Mechanical behavior and constitutive model of shotcrete–rock interface subjected to heat damage and variable temperature curing conditions

Abstract

The hydration of shotcrete under a high curing temperature is usually accompanied by the evolution of internal defects and microdamages. To study the physical and mechanical properties and the performance of the bond between shotcrete and rock in a high and changing temperature environment in tunnel construction, shear experiments on shotcrete-rock specimens under different initial curing conditions (60 ℃, 80 ℃, 100 ℃ with relative humidity of 55%) were conducted. The results indicated that the shotcrete used in a high geothermal tunnel was actually cured under high and variable temperature, which caused the damage in the micro-unit of shotcrete near the contact face and, to different extents, the reduction in strength of the interface.

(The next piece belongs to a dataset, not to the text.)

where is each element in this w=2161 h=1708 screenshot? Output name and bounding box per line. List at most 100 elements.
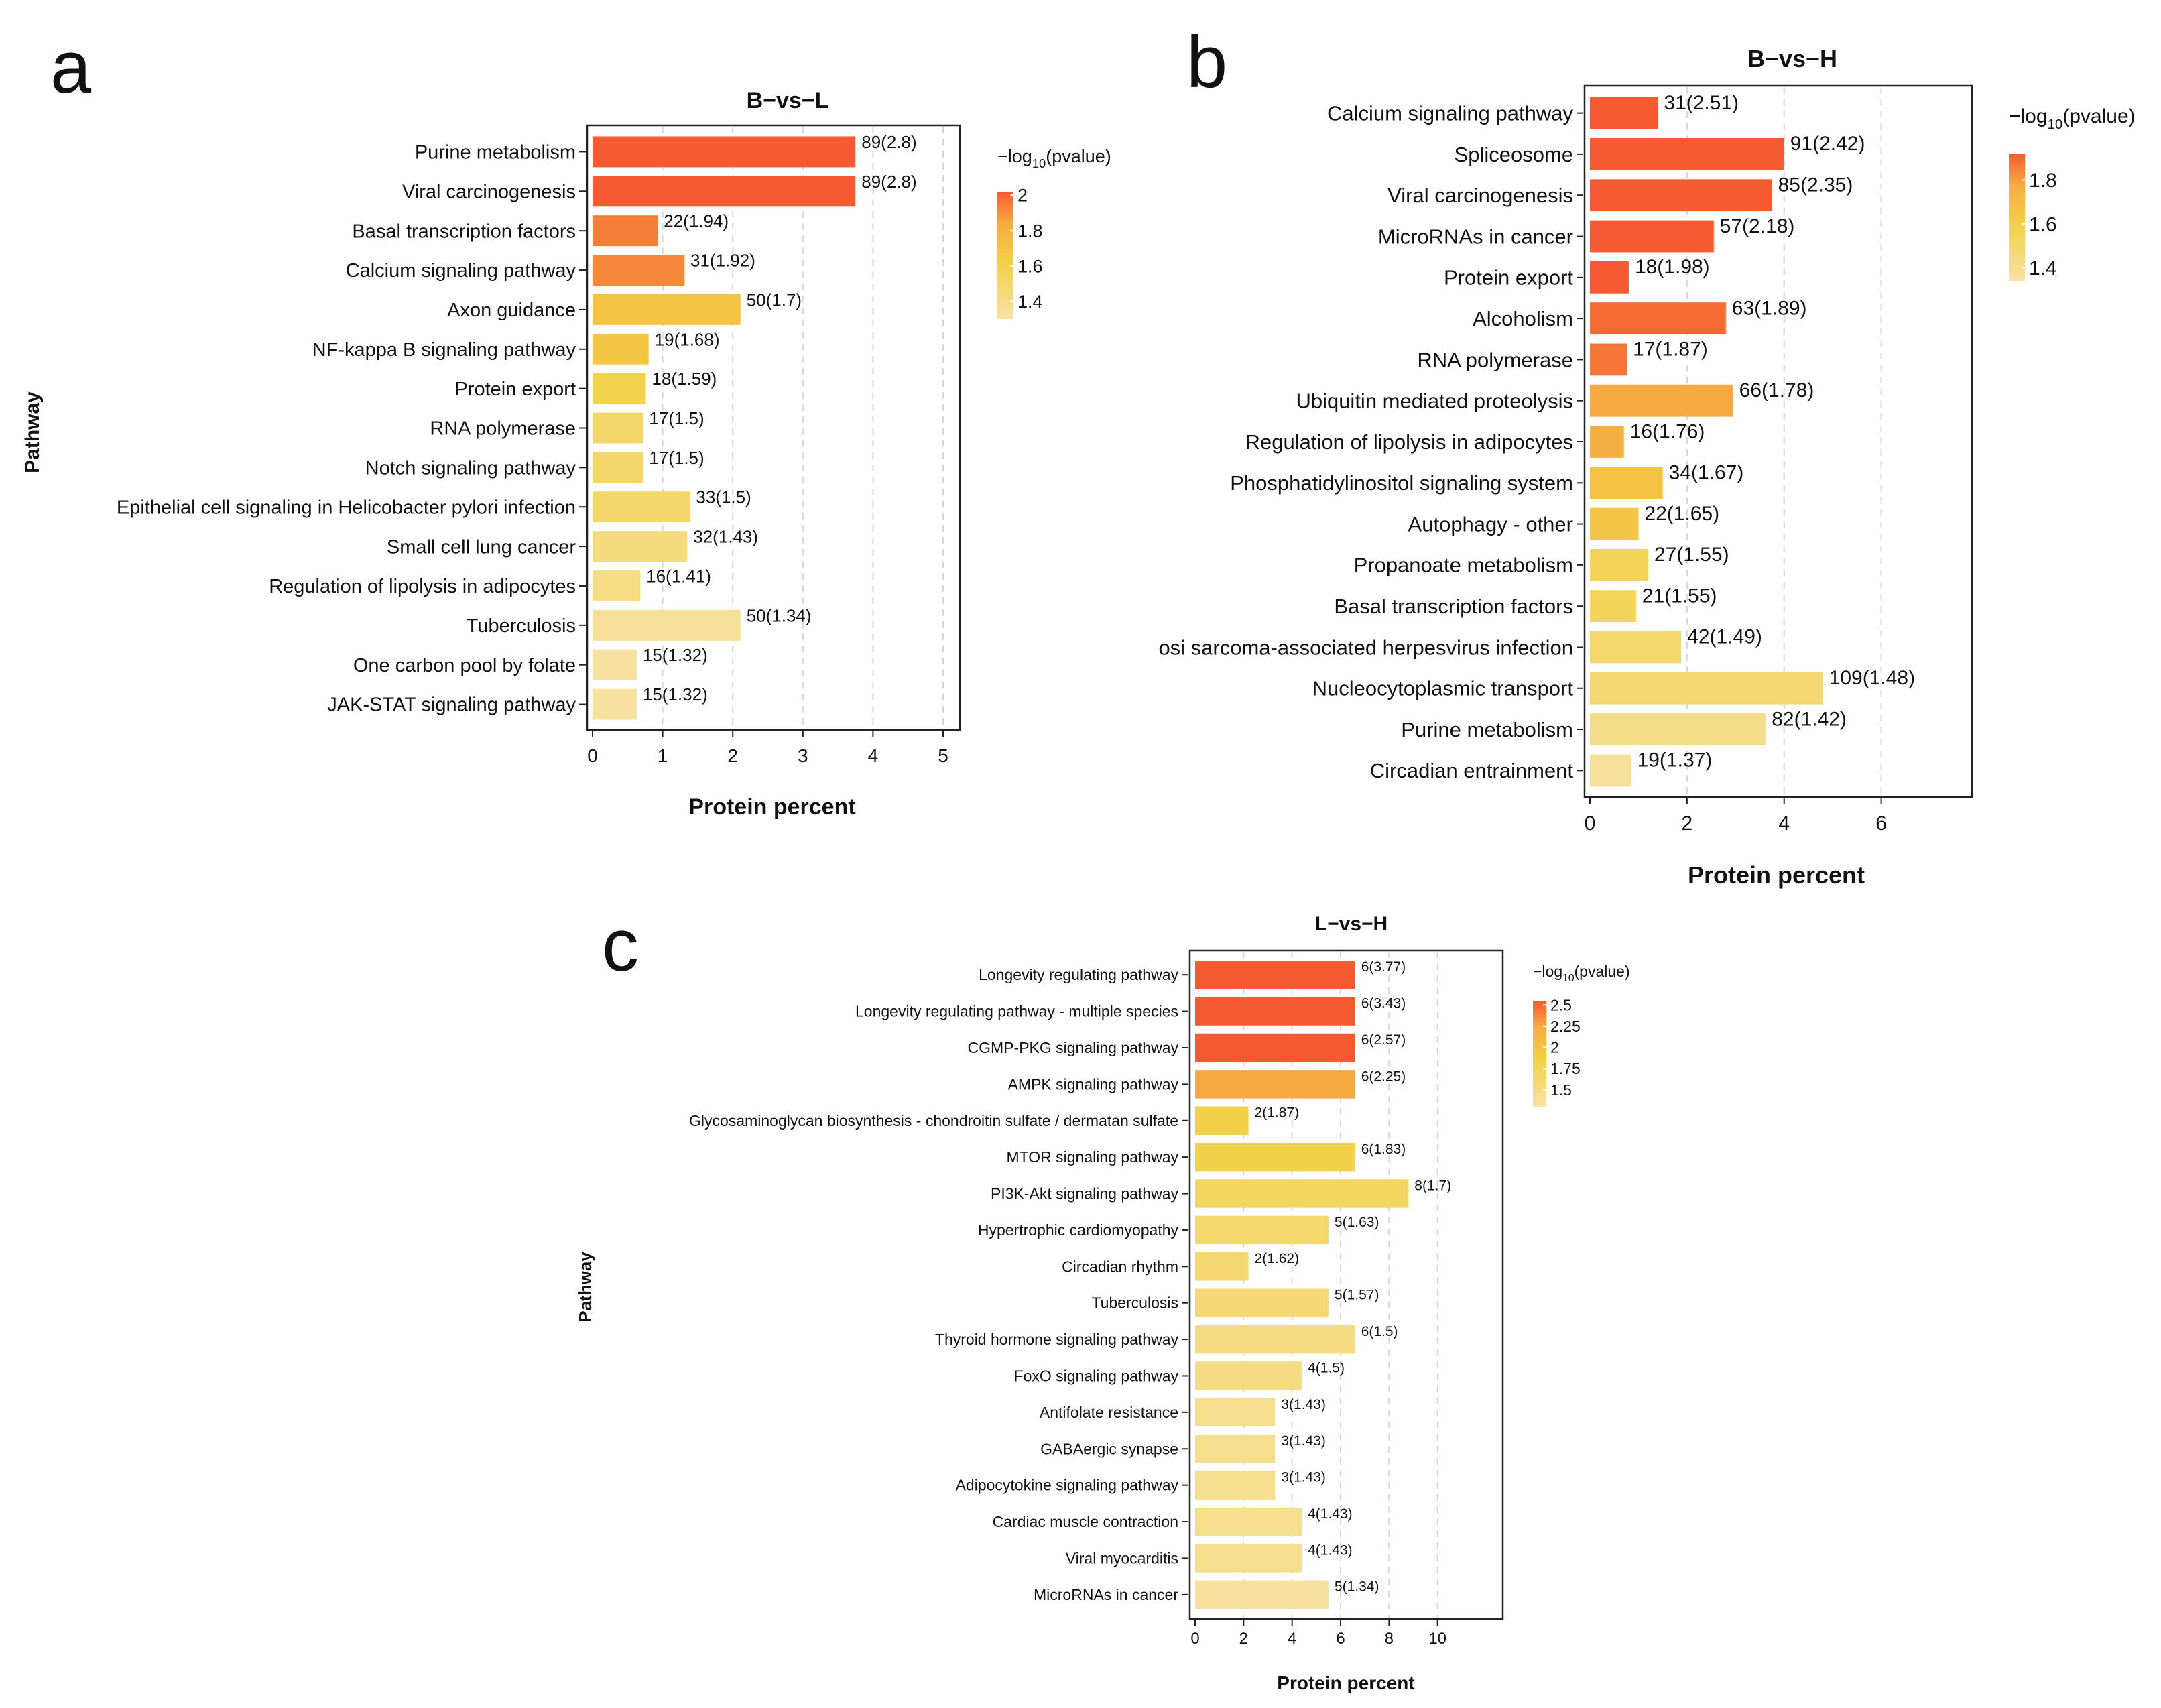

The main reason is that high temperatures have a significant impact on the quantity and distribution of the shotcrete hydrates, and they also lead to the formation and increase of micro cracks. However, the increase in normal stress had a certain inhibitoryeffect on the damage caused by the high temperature. Specimens under different normal stresses and initial curing temperatures exhibited two typical failure modes. Moreover, the stress–strain curves were also obtained and used to calibrate the parameters of the proposed thermal damage constitutive model. The research results may provide some supports for the design and analysis of underground engineering affected by high geothermal.